State-of-the-art Equine Gait Analysis Facilities
The RVC features a purpose built gait analysis laboratory for customised kinetic (force) and kinematic (movement) gait assessment. In addition, mobile sensor based assessment tools are used to support clinical lameness workups.
This unique setup for objective gait analysis enables us to provide state-of-the-art objective gait analysis for your horse. Our gait lab facilities comprise high-accuracy 3D cameras, multiple force platforms, pressure mats, standard and high speed video equipment and a dedicated equine treadmill.
The latest mobile gait analysis techniques based on novel movement sensors allow unobtrusive measurements during clinical lameness workups and for objective assessment of back movement. The measurements can easily be augmented by detailed slow motion recordings of your horse in motion (e.g. in combination with corrective or remedial farriery).
Image 1 (graph) shows mediolateral movement
Image 2 shows movement sensors
Kinetics (Force Analysis)
An array of eight force platforms has been seamlessly integrated into the floor of the gait analysis lab. These measure the forces acting on each individual limb and reveal subtle gait asymmetries/abnormalities with the highest sensitivity. Pressure sensitive mats can accompany force plate measurements when a more detailed view of the pressure distribution under the hoof is required.
Kinematics (Movement Analysis)
A state-of-the art 12-camera 3D motion capture system provides high accuracy (<1mm error) movement information. We quantify basic (stride, stance and swing times) and advanced (movement amplitudes, joint angles etc) stride parameters to reveal gait asymmetries/abnormalities.
High speed (or ‘slow motion’) cameras – capturing images up to 40 times faster than standard video cameras enable us to produce detailed visualisations of movement that are impossible to perceive with the naked eye.

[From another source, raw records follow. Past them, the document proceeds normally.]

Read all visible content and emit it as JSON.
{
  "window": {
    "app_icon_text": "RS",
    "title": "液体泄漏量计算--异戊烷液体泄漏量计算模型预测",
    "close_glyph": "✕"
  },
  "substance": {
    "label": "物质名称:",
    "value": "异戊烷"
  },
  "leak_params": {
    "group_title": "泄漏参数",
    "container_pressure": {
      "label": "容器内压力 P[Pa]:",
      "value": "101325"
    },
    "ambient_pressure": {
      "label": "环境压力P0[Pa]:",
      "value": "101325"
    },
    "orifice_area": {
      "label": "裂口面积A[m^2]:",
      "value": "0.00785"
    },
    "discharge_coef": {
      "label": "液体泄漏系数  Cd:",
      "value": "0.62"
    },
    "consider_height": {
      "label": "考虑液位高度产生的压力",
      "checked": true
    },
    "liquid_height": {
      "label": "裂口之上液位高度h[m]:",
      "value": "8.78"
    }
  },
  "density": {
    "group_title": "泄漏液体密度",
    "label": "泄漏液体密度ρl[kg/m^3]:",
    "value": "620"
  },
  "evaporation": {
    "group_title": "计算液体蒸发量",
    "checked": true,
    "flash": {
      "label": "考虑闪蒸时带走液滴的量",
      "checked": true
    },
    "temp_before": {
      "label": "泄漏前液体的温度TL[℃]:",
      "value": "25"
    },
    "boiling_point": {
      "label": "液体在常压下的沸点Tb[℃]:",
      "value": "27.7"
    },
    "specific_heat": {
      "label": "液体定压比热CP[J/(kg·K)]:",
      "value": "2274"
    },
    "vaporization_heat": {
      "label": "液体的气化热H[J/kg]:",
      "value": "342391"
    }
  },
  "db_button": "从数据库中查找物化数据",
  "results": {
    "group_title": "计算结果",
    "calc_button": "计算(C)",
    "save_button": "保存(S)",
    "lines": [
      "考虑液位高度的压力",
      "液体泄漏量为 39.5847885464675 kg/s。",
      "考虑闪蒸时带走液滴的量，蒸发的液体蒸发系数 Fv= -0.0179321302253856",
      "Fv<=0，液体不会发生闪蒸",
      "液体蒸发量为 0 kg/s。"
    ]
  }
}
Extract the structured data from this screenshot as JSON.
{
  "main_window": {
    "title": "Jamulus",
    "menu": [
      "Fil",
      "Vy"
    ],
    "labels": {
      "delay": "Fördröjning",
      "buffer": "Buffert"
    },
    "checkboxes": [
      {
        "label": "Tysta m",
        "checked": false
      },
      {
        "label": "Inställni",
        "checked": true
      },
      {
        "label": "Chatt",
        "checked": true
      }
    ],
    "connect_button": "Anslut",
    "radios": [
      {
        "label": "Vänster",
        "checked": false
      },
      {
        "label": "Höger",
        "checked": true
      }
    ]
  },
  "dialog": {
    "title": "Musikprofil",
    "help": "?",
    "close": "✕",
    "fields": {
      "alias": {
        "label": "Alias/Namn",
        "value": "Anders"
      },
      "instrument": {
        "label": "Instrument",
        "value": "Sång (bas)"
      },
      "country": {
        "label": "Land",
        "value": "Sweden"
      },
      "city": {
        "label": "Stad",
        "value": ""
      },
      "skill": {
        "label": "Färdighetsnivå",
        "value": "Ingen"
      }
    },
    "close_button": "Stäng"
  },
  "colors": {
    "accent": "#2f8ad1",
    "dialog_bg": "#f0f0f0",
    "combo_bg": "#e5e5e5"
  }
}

These recordings are particularly beneficial for assessing foot flight and placement and hence are often used in conjunction with corrective or remedial farriery.
Small and lightweight inertial sensors are the most current development in gait analysis as practical yet accurate tools for gait analysis under real-life conditions. Accurate information about horse movement (stride timing, movement amplitudes) can be acquired during clinical lameness exams and the wireless nature of the system allows the most flexible setup under different conditions – different surfaces, during lounging, before and after diagnostic analgesia (nerve blocks) and in the ridden horse.